Will 'Fraud on the Market' Survive ?

Will 'Fraud on the Market' Survive ? Steve Heap

In each term of the U.S. Supreme Court, there are a few cases that have the potential to bring sweeping change to the established legal landscape. One of the marquee cases of the current term—at least for those interested in securities litigation—is Halliburton Co. v. Erica P. John Fund Inc., which has the potential to alter the lucrative world of securities fraud class actions in major ways.

The case, also known as Halliburton II (the first Halliburton case from 2011 involved loss causation in class actions) and slated for oral arguments March 5, may endanger the Supreme Court’s earlier ruling in the 1988 Basic v. Levinson, which legitimized the “fraud on the market” presumption. This rule states that an efficient market reflects all of the information shareholders need about a publicly traded company in order to make decisions—meaning that plaintiffs do not have to prove their reliance on misstatements by the company to bring the class action. The Basic decision allowed plaintiffs in securities fraud cases to establish classwide reliance far more easily than in the past.

Halliburton II is part of a continuing stream of cases that reflect the court’s interest in class action issues, both within securities and outside,” Nicholas Even, a partner at Haynes and Boone and the chair of the firm’s Securities and Shareholder Litigation Practice and coauthor of the firm’s annual review of securities litigation, told CorpCounsel.com.

The rise of the fraud on the market presumption has certainly spurred a high number of securities fraud class actions. An amicus brief submitted to the Supreme Court on Halliburton II by a group of law professors and former Securities and Exchange Commission officials—one of more than 20 amicus briefs offered in relation to the case—noted that between 1997 and 2012 more than 3,050 private class action securities fraud lawsuits were filed in the United States. The settlements yielded from that cohort added up to more than $73.1 billion, and included six of the 10 largest settlements in class action history.

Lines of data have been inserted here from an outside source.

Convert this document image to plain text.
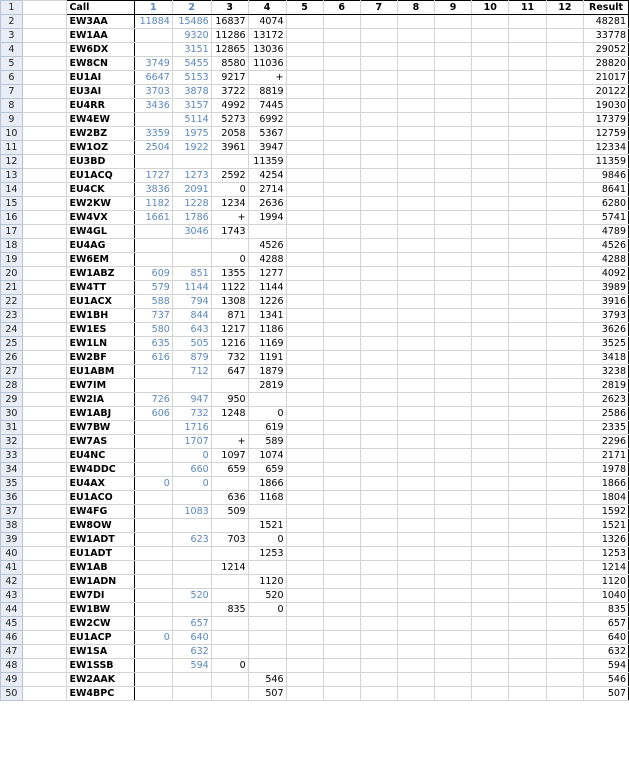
1		Call	1	2	3	4	5	6	7	8	9	10	11	12	Result
2		EW3AA	11884	15486	16837	4074									48281
3		EW1AA		9320	11286	13172									33778
4		EW6DX		3151	12865	13036									29052
5		EW8CN	3749	5455	8580	11036									28820
6		EU1AI	6647	5153	9217	+									21017
7		EU3AI	3703	3878	3722	8819									20122
8		EU4RR	3436	3157	4992	7445									19030
9		EW4EW		5114	5273	6992									17379
10		EW2BZ	3359	1975	2058	5367									12759
11		EW1OZ	2504	1922	3961	3947									12334
12		EU3BD				11359									11359
13		EU1ACQ	1727	1273	2592	4254									9846
14		EU4CK	3836	2091	0	2714									8641
15		EW2KW	1182	1228	1234	2636									6280
16		EW4VX	1661	1786	+	1994									5741
17		EW4GL		3046	1743										4789
18		EU4AG				4526									4526
19		EW6EM			0	4288									4288
20		EW1ABZ	609	851	1355	1277									4092
21		EW4TT	579	1144	1122	1144									3989
22		EU1ACX	588	794	1308	1226									3916
23		EW1BH	737	844	871	1341									3793
24		EW1ES	580	643	1217	1186									3626
25		EW1LN	635	505	1216	1169									3525
26		EW2BF	616	879	732	1191									3418
27		EU1ABM		712	647	1879									3238
28		EW7IM				2819									2819
29		EW2IA	726	947	950										2623
30		EW1ABJ	606	732	1248	0									2586
31		EW7BW		1716		619									2335
32		EW7AS		1707	+	589									2296
33		EU4NC		0	1097	1074									2171
34		EW4DDC		660	659	659									1978
35		EU4AX	0	0		1866									1866
36		EU1ACO			636	1168									1804
37		EW4FG		1083	509										1592
38		EW8OW				1521									1521
39		EW1ADT		623	703	0									1326
40		EU1ADT				1253									1253
41		EW1AB			1214										1214
42		EW1ADN				1120									1120
43		EW7DI		520		520									1040
44		EW1BW			835	0									835
45		EW2CW		657											657
46		EU1ACP	0	640											640
47		EW1SA		632											632
48		EW1SSB		594	0										594
49		EW2AAK				546									546
50		EW4BPC				507									507
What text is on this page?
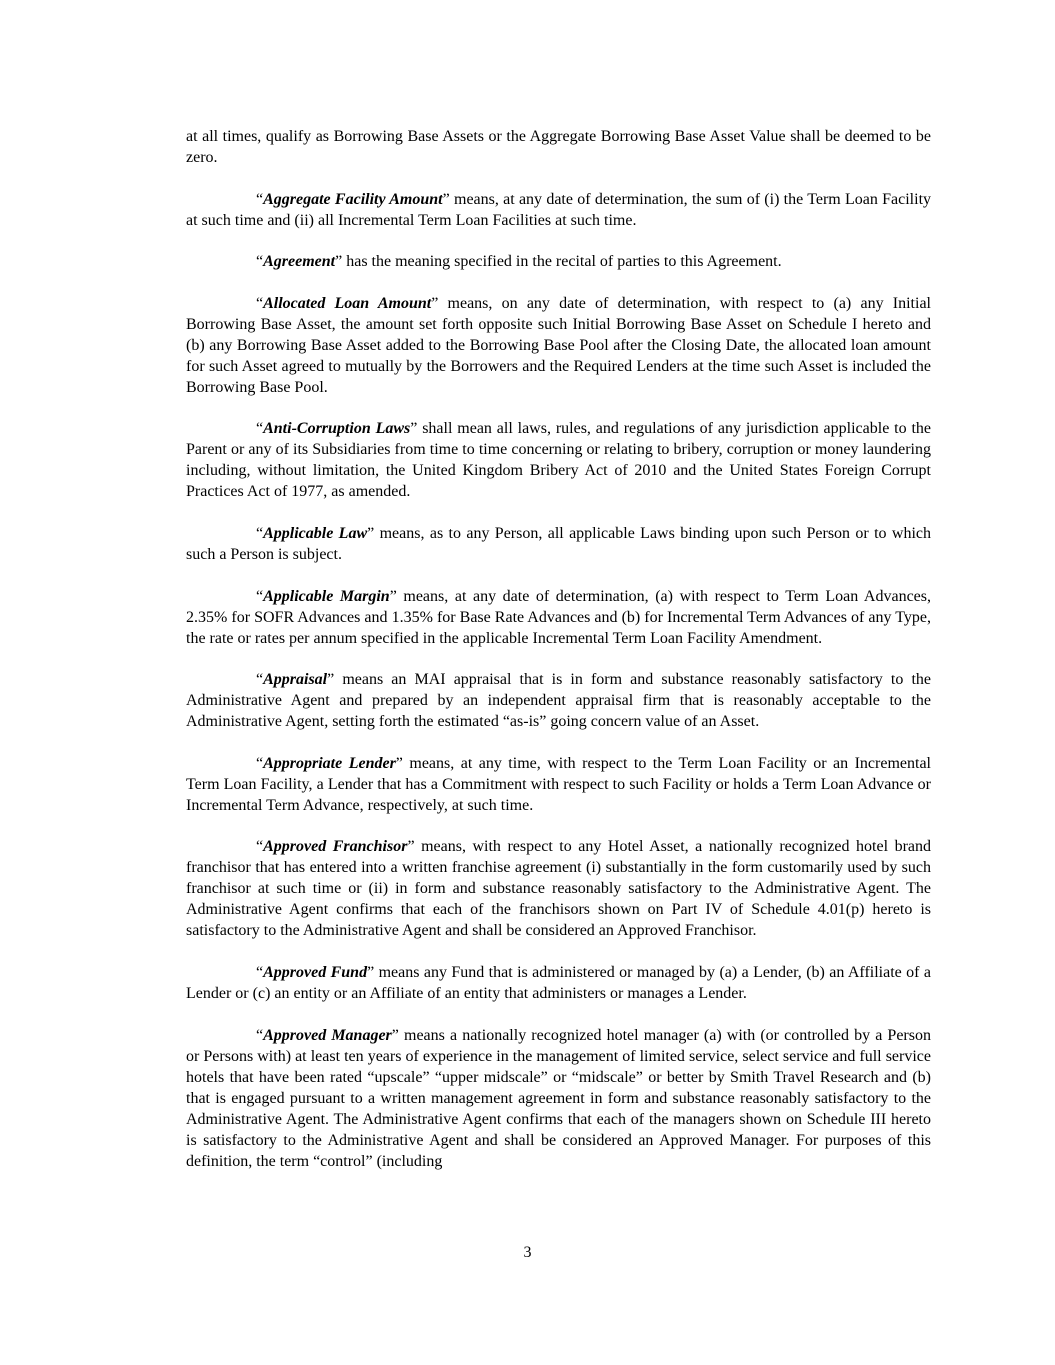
at all times, qualify as Borrowing Base Assets or the Aggregate Borrowing Base Asset Value shall be deemed to be zero.

“Aggregate Facility Amount” means, at any date of determination, the sum of (i) the Term Loan Facility at such time and (ii) all Incremental Term Loan Facilities at such time.

“Agreement” has the meaning specified in the recital of parties to this Agreement.

“Allocated Loan Amount” means, on any date of determination, with respect to (a) any Initial Borrowing Base Asset, the amount set forth opposite such Initial Borrowing Base Asset on Schedule I hereto and (b) any Borrowing Base Asset added to the Borrowing Base Pool after the Closing Date, the allocated loan amount for such Asset agreed to mutually by the Borrowers and the Required Lenders at the time such Asset is included the Borrowing Base Pool.

“Anti-Corruption Laws” shall mean all laws, rules, and regulations of any jurisdiction applicable to the Parent or any of its Subsidiaries from time to time concerning or relating to bribery, corruption or money laundering including, without limitation, the United Kingdom Bribery Act of 2010 and the United States Foreign Corrupt Practices Act of 1977, as amended.

“Applicable Law” means, as to any Person, all applicable Laws binding upon such Person or to which such a Person is subject.

“Applicable Margin” means, at any date of determination, (a) with respect to Term Loan Advances, 2.35% for SOFR Advances and 1.35% for Base Rate Advances and (b) for Incremental Term Advances of any Type, the rate or rates per annum specified in the applicable Incremental Term Loan Facility Amendment.

“Appraisal” means an MAI appraisal that is in form and substance reasonably satisfactory to the Administrative Agent and prepared by an independent appraisal firm that is reasonably acceptable to the Administrative Agent, setting forth the estimated “as-is” going concern value of an Asset.

“Appropriate Lender” means, at any time, with respect to the Term Loan Facility or an Incremental Term Loan Facility, a Lender that has a Commitment with respect to such Facility or holds a Term Loan Advance or Incremental Term Advance, respectively, at such time.

“Approved Franchisor” means, with respect to any Hotel Asset, a nationally recognized hotel brand franchisor that has entered into a written franchise agreement (i) substantially in the form customarily used by such franchisor at such time or (ii) in form and substance reasonably satisfactory to the Administrative Agent. The Administrative Agent confirms that each of the franchisors shown on Part IV of Schedule 4.01(p) hereto is satisfactory to the Administrative Agent and shall be considered an Approved Franchisor.

“Approved Fund” means any Fund that is administered or managed by (a) a Lender, (b) an Affiliate of a Lender or (c) an entity or an Affiliate of an entity that administers or manages a Lender.

“Approved Manager” means a nationally recognized hotel manager (a) with (or controlled by a Person or Persons with) at least ten years of experience in the management of limited service, select service and full service hotels that have been rated “upscale” “upper midscale” or “midscale” or better by Smith Travel Research and (b) that is engaged pursuant to a written management agreement in form and substance reasonably satisfactory to the Administrative Agent. The Administrative Agent confirms that each of the managers shown on Schedule III hereto is satisfactory to the Administrative Agent and shall be considered an Approved Manager. For purposes of this definition, the term “control” (including

3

With both companies and shareholders aware of what’s at stake, Halliburton II is attracting a lot of attention. The case itself is more than a decade old, and pits the energy company against the Erica P. John Fund, which provides financial support to the Catholic Archdiocese of Milwaukee. The John Fund claims to have been defrauded by Halliburton when the company misrepresented its finances to inflate its stock price.

Even said that the high court completely gutting the fraud on the market theory would be “one of the most extreme outcomes imaginable” and is unlikely. However, he explained that there’s a chance the court will issue a significant ruling on a related question: When in the litigation process should defendants be given the chance to refute the allegations against them based on the fraud on the market presumption?

For defendants, it’s a case of the earlier the better, said Even, explaining that defendants often lose leverage to settle cases for a lower sum total after the class certification stage is over.

If the market presumption goes down in flames, though, Even doesn’t think it’s smart for in-house counsel to let their guard down, simply because “the securities plaintiffs bar is nothing if not creative.”

“I would not advise in-house counsel and public companies to get overly optimistic that even a reversal or an abolishment of the fraud on market presumption would end potential securities class action risk,” he said.

There are still avenues that plaintiffs attorneys can take to push their securities fraud claims through the courts without the fraud on the market presumption, according to Even. For example, he pointed out, there is the “Affiliated Ute presumption,” named after a 1972 Supreme Court case, which allows plaintiffs to bypass normal rules for proving reliance, if the suit involves allegations that the defendant fraudulently withheld information from shareholders. “The presumption of reliance in the case of omissions doesn’t rely on the fraud on the market theory,” Even said.

A ruling from the Supreme Court on Halliburton II is expected before the end of June 2014.